Rail drivers 'to return to work from tomorrow'
Iarnród Éireann train drivers in Cork have agreed to return to work from tomorrow morning following a meeting in the city this afternoon.
Seventeen Intercity trains were cancelled today as a result of an unofficial action which centres around flexible working arrangements at the Cork station.
Following today's meeting, the drivers decided to return to work on the basis that they would work in accordance with current agreements to include the flexibilities as referenced under the Labour Relations Commission proposal of March this year.
A statement issued by the drivers this afternoon blamed the company for the dispute. Reiterating their support for a colleague who was removed from the payroll on Thursday, the drivers claimed the company had acted arbitrarily and did not invoke agreed procedures to deal with such matters.

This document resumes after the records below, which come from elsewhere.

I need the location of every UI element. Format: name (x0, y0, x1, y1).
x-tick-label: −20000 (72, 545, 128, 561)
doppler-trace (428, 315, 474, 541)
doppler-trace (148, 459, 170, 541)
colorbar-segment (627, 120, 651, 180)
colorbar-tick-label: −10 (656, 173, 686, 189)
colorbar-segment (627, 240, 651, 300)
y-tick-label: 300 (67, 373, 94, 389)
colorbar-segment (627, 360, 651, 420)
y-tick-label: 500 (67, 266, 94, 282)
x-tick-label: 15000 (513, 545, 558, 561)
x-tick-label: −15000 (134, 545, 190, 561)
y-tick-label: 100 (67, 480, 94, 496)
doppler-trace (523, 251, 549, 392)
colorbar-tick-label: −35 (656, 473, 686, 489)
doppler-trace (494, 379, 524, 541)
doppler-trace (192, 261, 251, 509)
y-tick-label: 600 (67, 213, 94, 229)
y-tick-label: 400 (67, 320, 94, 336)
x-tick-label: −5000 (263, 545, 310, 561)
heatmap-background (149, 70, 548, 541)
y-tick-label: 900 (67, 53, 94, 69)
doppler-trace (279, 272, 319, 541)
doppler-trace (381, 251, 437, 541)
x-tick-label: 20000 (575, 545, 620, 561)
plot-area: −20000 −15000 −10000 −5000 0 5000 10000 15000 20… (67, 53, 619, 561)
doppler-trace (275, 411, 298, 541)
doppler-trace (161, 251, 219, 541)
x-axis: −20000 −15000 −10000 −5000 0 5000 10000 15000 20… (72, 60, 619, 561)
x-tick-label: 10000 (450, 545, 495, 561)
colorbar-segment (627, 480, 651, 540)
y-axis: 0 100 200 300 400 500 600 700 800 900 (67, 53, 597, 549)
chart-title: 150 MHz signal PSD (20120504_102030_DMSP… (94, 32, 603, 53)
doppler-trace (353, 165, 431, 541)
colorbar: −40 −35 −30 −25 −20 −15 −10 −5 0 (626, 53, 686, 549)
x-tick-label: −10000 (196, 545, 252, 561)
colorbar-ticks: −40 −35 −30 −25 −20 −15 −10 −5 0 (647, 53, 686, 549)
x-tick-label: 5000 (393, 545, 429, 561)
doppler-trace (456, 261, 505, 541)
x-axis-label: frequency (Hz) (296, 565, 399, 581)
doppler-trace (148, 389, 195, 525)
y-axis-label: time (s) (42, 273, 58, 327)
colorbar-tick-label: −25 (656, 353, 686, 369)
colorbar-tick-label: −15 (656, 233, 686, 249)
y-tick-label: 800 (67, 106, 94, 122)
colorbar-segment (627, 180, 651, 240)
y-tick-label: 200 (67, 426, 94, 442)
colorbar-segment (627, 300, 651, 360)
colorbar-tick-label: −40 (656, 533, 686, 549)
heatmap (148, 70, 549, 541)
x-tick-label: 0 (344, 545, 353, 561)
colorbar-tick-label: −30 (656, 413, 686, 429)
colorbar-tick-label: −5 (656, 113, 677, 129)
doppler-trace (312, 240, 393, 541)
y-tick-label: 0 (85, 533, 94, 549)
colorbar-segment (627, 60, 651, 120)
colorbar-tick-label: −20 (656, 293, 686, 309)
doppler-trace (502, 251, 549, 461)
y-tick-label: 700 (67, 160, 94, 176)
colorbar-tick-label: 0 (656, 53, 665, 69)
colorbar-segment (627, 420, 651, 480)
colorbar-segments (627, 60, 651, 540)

However, the drivers said they would return to work: "on the basis that the maintenance of the current impasse would only serve to further discommode the travelling public."
A spokesman for Iarnród Éireann said that the company hoped the drivers‘ statement meant what it purported to mean. He said that the company was adopting a cautious approach at this stage and would have to await developments in the morning.
The spokesman said that the company wanted the drivers to return to work on the basis of full flexibility within their shifts and co-operate with the training of new staff, as set out in agreements.
He said that the company would not accept a situation whereby drivers sought to pick and choose which trains to operate within their shifts.
The company urged all passengers intending to travel in the Cork and Kerry area in the morning to be caution and check the company website for running services.
Iarnród Éireann says it has "patiently endeavoured to resolve these issues" by engaging in the agreed industrial relations machinery of the company, and the State.
Train drivers submitted proposals to Iarnród Éireann on Friday for a return to work but were rejected by the company. The company claimed the proposals were offering a return to work with conditions, which they said was unacceptable.
Meanwhile, it was claimed that Siptu drivers not involved in the dispute presented themselves for work this morning but were prevented from driving their rostered trains by the company. The services included the early morning services to Cobh and Dublin.
“The disruption to services was avoidable but management decided to let it happen,” union Branch Organiser Jackie Pearson said.
However, a spokesman for the company said the drivers had been asked if they were prepared to work under the full terms of the existing agreement. He said it was clear from their response that they were not, and that the company needed drivers to work to the agreement uner which they were paid. "Flexibility does arise, it's part of the agreement," he said.